Pyelonephritis (Renal pelvis inflammation)

Bladder infections may cause pathogens to rise to the kidneys, leading to an acute onset of pain and fever. The main treatment is administration of antibiotics, alleviating pain with painkillers, and prescribing sufficient fluid intake, if necessary as infusions.

Questions about the diagnosis and treatment of pyelonephritis:

Pyelonephritis is usually an ascending infection where bacteria from an inflamed bladder infect the kidneys via the ureters. Women are much more susceptible to this type of infection than men.

Typical symptoms of renal pelvis inflammation are unilateral or bilateral side (flank) pain, combined with a fever. There are often also signs of cystitis, such as painful and frequent urination. These symptoms can precede a kidney inflammation by a few days to a few weeks. Not all of the symptoms mentioned necessarily have to occur.

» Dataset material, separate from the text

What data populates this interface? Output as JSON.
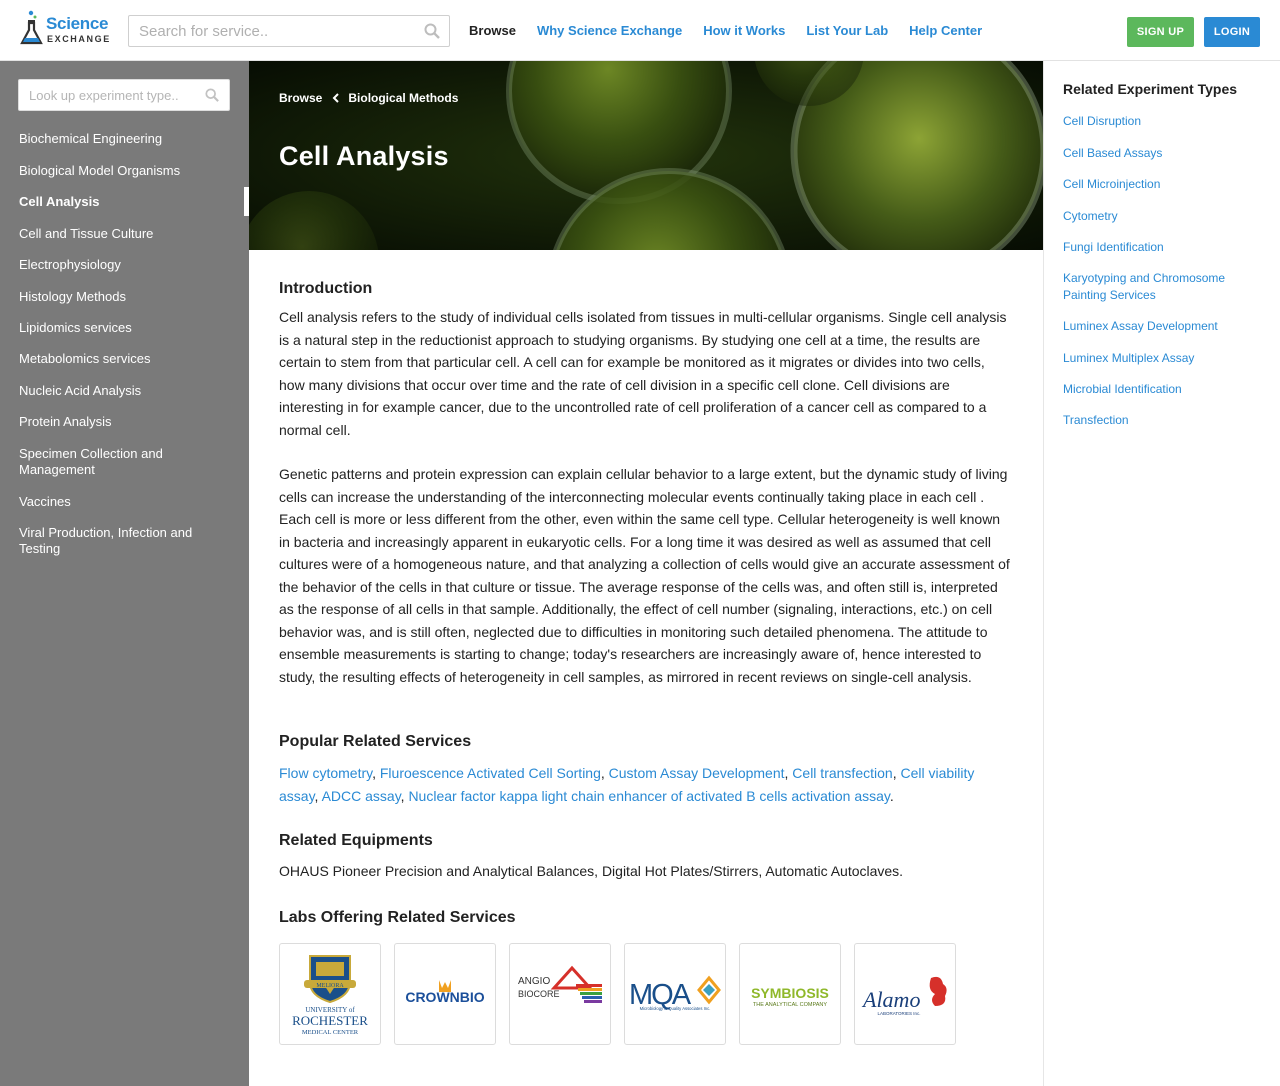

Consultation with a urologist should take place at the latest when side (flank) pain and fever occur.

In addition to the physical examination, a kidney ultrasound is the most important type of examination to confirm the diagnosis and to exclude possible collections of pus (kidney abscesses). There are often other causes for the complaints, such as ureteral stones. These cause urinary retention, which, if left undetected and untreated, can lead to serious complications such as blood poisoning. The urologist will therefore arrange for additional X-ray examinations in case of any doubt.

The key to successful treatment is the intravenous administration of a suitable antibiotic for at least 7-10 days. Adequate fluid intake should also be ensured. If a fever is present, a bladder catheter should also be inserted for a few days to ensure free drainage of infected urine from the urinary tract.

With the right treatment, the disease normally lasts 1-2 weeks. With untreated infections, a chronic infection can develop unnoticed, which can lead to abscesses and permanent kidney damage.